Women frequently experience a different set of symptoms that are easily dismissed. These include nausea, vomiting, profound fatigue, shoulder pain, anxiety, and dizziness. While men often display the dramatic clutching of the chest seen in movies, women's symptoms are frequently subtle and harder to identify.

Data supports this discrepancy in presentation. A 2012 study published in JAMA found that roughly 42 percent of women do not experience chest pain during a heart attack. About 30 percent of women have no discernible symptoms at all. This lack of clear warning signs leads to higher mortality rates, with 15 percent of women dying in the hospital compared to 10 percent of men. The same study noted that while 31 percent of men lacked chest pain, the figure was significantly higher for women.

Complicating the picture further, anxiety is not merely a mimic of heart attacks but also a known risk factor for developing them. A 2010 study involving nearly 250,000 patients revealed that having anxiety increased the risk of coronary artery disease by 26 percent. Anxiety disorders can play a major role in heart disease by acting as both a contributing factor and an obstacle to recovery, according to Dr. Una McCann of Johns Hopkins Bayview Medical Center.
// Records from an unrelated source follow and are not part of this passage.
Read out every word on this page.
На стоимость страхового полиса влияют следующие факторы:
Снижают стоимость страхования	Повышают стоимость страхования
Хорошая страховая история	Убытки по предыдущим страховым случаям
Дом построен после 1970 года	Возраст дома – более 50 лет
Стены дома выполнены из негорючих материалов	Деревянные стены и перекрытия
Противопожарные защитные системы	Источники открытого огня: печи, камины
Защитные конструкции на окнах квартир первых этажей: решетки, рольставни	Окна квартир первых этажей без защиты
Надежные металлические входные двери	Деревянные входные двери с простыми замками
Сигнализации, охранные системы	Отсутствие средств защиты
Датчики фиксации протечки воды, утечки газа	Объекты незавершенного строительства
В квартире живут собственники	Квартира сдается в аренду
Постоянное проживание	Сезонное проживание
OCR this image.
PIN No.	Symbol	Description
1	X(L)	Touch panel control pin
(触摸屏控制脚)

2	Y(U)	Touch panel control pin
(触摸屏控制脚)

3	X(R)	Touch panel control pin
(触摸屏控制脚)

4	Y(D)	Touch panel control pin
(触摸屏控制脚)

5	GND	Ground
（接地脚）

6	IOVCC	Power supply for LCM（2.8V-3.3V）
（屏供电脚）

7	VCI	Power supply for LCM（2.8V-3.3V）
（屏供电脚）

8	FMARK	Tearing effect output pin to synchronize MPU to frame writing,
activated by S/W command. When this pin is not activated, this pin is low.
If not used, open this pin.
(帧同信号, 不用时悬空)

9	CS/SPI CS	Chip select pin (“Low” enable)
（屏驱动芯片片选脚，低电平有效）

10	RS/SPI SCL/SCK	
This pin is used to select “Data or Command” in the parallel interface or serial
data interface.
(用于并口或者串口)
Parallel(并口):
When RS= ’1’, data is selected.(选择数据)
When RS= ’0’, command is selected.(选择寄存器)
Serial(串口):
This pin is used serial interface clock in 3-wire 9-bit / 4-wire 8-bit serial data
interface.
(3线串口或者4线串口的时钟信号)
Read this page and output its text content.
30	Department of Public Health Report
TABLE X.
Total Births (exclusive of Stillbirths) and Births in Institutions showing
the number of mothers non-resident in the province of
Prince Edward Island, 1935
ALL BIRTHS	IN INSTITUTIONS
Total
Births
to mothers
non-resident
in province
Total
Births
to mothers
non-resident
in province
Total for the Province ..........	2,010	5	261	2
Managing anxiety is essential for protecting against heart attacks alongside regular exercise and a heart-healthy diet. Foods rich in leafy greens, berries, nuts, legumes, fish, and healthy fats help stabilize blood sugar and reduce inflammation. This dietary approach also supports the gut-brain axis, which further lowers anxiety levels and strengthens overall cardiovascular health.

Nearly 95 percent of serotonin receptors reside in the digestive tract, meaning diet plays a direct role in mood regulation. However, overcoming panic attacks and panic disorder—an anxiety condition marked by recurrent, unexpected episodes—requires more than just nutritional adjustments.
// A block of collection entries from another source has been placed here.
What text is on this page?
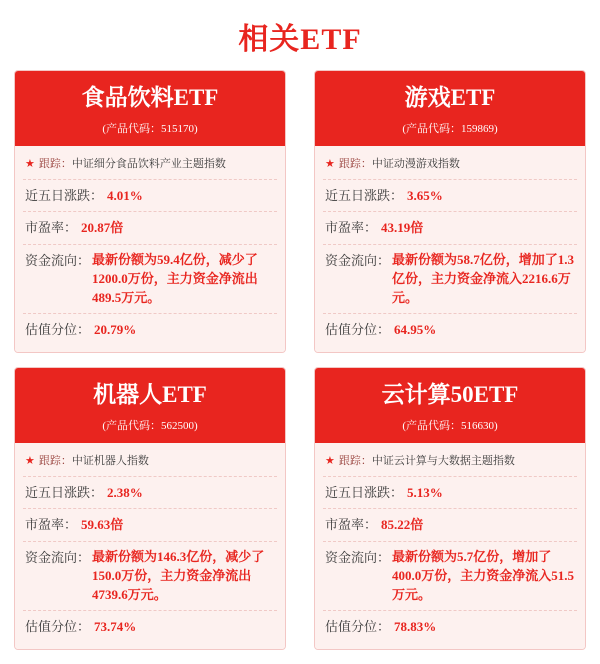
相关ETF
食品饮料ETF
(产品代码：515170)
★ 跟踪： 中证细分食品饮料产业主题指数
近五日涨跌： 4.01%
市盈率： 20.87倍
资金流向： 最新份额为59.4亿份，减少了1200.0万份，主力资金净流出489.5万元。
估值分位： 20.79%
游戏ETF
(产品代码：159869)
★ 跟踪： 中证动漫游戏指数
近五日涨跌： 3.65%
市盈率： 43.19倍
资金流向： 最新份额为58.7亿份，增加了1.3亿份，主力资金净流入2216.6万元。
估值分位： 64.95%
机器人ETF
(产品代码：562500)
★ 跟踪： 中证机器人指数
近五日涨跌： 2.38%
市盈率： 59.63倍
资金流向： 最新份额为146.3亿份，减少了150.0万份，主力资金净流出4739.6万元。
估值分位： 73.74%
云计算50ETF
(产品代码：516630)
★ 跟踪： 中证云计算与大数据主题指数
近五日涨跌： 5.13%
市盈率： 85.22倍
资金流向： 最新份额为5.7亿份，增加了400.0万份，主力资金净流入51.5万元。
估值分位： 78.83%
Experts in mental health point to cognitive behavioral therapy, often called talk therapy, as the primary starting point. Fehling stated, "For people who regularly struggle with anxiety but have been medically cleared, cognitive behavior therapy [CBT] is the gold standard, evidence-based treatment." He added that locating a CBT therapist who specializes in panic or medical anxiety can be immensely helpful and even life-changing.

When a panic attack strikes, the most effective strategy is to do the unexpected: surrender control and allow the episode to run its course. This approach works best when paired with the reminder that panic attacks are not life-threatening. They represent simply the body's natural, harmless response. No one has ever died from a panic attack.